Он собрался встать. Сейчас он попытается поклониться и убежать из сада.

Но дама положила свою тонкую кисть на его рукав.

— Я могу найти людей, умеющих говорить с умным видом, но мне требуется человек, мнению которого я могу доверять.

Он поджал губы. Она смеется над ним.

Женщина быстро продолжила:

— Я видела, как ты возвращался с охоты. Ты ехал на гнедой кобыле… прекрасное животное.

Еле заметная улыбка изогнула края его рта. Никто не мог смеяться над его кобылой — она была великолепна.

— Я бы хотела приобрести такую лошадь, если это возможно. Хотя вряд ли это возможно.

— Сделать это будет непросто, — сказал он и легко заговорил о восхитительном животном — о ее возрасте, достоинствах, характере.

Дама слушала очень внимательно. Генрих никогда еще не говорил ни с кем так долго. Поняв это, он снова стал косноязычным и захотел убежать.

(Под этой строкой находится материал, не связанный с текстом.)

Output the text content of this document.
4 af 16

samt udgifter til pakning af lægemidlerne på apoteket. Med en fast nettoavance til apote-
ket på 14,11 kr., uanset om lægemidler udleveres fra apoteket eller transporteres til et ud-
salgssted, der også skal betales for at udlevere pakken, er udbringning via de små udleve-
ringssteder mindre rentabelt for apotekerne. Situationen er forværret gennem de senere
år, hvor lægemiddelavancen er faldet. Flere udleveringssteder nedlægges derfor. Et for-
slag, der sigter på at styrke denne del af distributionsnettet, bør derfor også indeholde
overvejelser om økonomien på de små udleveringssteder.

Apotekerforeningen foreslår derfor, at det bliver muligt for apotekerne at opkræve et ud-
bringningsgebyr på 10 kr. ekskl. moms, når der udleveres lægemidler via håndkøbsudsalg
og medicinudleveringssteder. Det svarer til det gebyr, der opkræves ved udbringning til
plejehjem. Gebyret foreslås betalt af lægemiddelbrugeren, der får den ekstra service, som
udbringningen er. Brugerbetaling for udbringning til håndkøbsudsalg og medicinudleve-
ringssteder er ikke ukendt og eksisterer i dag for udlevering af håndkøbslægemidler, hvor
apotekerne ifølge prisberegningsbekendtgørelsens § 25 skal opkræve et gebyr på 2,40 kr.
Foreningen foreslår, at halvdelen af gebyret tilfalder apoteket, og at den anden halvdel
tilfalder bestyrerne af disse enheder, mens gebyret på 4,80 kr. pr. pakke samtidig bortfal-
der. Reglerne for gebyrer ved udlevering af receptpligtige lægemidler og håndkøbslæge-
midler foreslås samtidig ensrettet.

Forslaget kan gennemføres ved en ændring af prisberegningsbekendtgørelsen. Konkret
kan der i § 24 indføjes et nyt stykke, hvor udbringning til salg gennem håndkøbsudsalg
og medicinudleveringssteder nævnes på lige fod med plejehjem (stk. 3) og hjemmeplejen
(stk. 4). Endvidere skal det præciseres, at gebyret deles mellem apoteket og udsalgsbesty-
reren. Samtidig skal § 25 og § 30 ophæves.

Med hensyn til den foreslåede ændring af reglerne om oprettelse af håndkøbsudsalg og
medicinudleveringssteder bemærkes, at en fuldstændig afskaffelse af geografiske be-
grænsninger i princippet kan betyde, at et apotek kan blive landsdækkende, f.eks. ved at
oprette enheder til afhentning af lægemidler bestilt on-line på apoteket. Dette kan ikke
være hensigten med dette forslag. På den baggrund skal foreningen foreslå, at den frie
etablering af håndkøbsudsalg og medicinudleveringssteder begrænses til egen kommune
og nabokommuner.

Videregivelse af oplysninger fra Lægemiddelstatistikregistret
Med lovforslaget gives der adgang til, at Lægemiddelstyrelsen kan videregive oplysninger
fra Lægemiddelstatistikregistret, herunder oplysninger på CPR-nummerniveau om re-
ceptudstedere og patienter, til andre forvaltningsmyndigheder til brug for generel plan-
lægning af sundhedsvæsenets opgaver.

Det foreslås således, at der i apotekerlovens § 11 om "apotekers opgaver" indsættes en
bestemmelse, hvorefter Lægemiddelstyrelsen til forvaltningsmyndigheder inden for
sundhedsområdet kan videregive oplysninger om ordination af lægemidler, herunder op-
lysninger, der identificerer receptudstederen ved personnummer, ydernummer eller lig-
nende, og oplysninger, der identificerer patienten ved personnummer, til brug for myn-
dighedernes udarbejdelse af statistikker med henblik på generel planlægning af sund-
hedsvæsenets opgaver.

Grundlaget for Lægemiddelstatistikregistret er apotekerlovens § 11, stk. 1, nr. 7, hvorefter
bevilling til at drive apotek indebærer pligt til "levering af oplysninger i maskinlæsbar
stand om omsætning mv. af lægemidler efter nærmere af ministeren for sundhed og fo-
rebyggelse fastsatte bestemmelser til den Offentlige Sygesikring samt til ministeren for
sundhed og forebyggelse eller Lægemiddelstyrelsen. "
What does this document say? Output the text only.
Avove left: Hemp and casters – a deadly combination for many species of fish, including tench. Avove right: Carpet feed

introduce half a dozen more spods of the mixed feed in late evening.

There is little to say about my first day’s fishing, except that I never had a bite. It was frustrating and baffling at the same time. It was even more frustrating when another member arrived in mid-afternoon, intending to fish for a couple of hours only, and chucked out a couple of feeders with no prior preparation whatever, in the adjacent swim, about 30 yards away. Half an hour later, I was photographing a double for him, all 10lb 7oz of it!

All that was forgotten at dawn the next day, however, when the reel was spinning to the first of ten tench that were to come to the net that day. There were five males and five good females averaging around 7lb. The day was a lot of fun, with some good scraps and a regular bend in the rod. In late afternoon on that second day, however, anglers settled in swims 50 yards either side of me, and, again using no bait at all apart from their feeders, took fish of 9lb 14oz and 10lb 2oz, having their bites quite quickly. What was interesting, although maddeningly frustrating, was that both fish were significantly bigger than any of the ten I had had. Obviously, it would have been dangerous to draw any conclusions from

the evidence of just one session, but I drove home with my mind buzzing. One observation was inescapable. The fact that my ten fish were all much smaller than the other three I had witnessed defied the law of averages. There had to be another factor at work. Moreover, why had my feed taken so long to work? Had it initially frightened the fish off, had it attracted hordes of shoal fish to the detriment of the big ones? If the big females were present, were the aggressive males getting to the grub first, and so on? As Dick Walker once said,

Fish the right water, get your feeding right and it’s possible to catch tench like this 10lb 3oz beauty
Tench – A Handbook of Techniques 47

— Расскажи мне еще, — попросила дама. — Я вижу, что поступила правильно, обратившись к тебе за советом.

Он заговорил о достоинствах других своих лошадей.

Она, в свою очередь, рассказала ему о своем доме, замке Ане, стоящем в долине реки Юры, о лесах, окружавших его. Это были великолепные охотничьи угодья, но она чувствовала, что они нуждаются во внимании специалиста. Там нужно многое сделать — вырубить старые деревья, посадить молодые. Он может многое рассказать ей об охотничьих угодьях.

Она выразила желание, чтобы он посмотрел их.

— Я с удовольствием покинула бы на время двор, — сказала женщина.

Генрих спросил, как ее зовут.

— Кажется, я не видел вас прежде.

Он был уверен в этом — он не мог забыть такую женщину.

— Я состою в свите королевы. Я люблю ее, но порой мне бывает одиноко. Понимаешь, я — вдова. Мой муж умер два года тому назад. Счастливые дни трудно забыть.

Она разгладила нежными белыми пальцами дорогую ткань своего платья. Она похожа на статуэтку, подумал юноша. На изображение красивой святой.

— Боюсь, я чувствую себя не в своей тарелке среди этого веселого двора, — добавила она.

— Я тоже! — с горечью произнес он. Ему уже расхотелось убежать; Генриху нравилось сидеть здесь и разговаривать с этой дамой. Он боялся, что кто-нибудь зайдет в сад и потребует ее внимания. Тогда он снова почувствует себя застенчивым юношей, неловким и скучным.

— Неужели? — сказала она. — Ты — сын короля. Я — всего лишь одинокая вдова.

— Мой отец… он ненавидит меня! — вырвалось у Генриха. Он не посмел сказать, что сам ненавидит отца, но его тон намекал на это.

— О нет! Никто не испытывает к тебе ненависти. И твой отец — в первую очередь. У меня есть две дочери. Я знаю. Родители не могут ненавидеть своих детей.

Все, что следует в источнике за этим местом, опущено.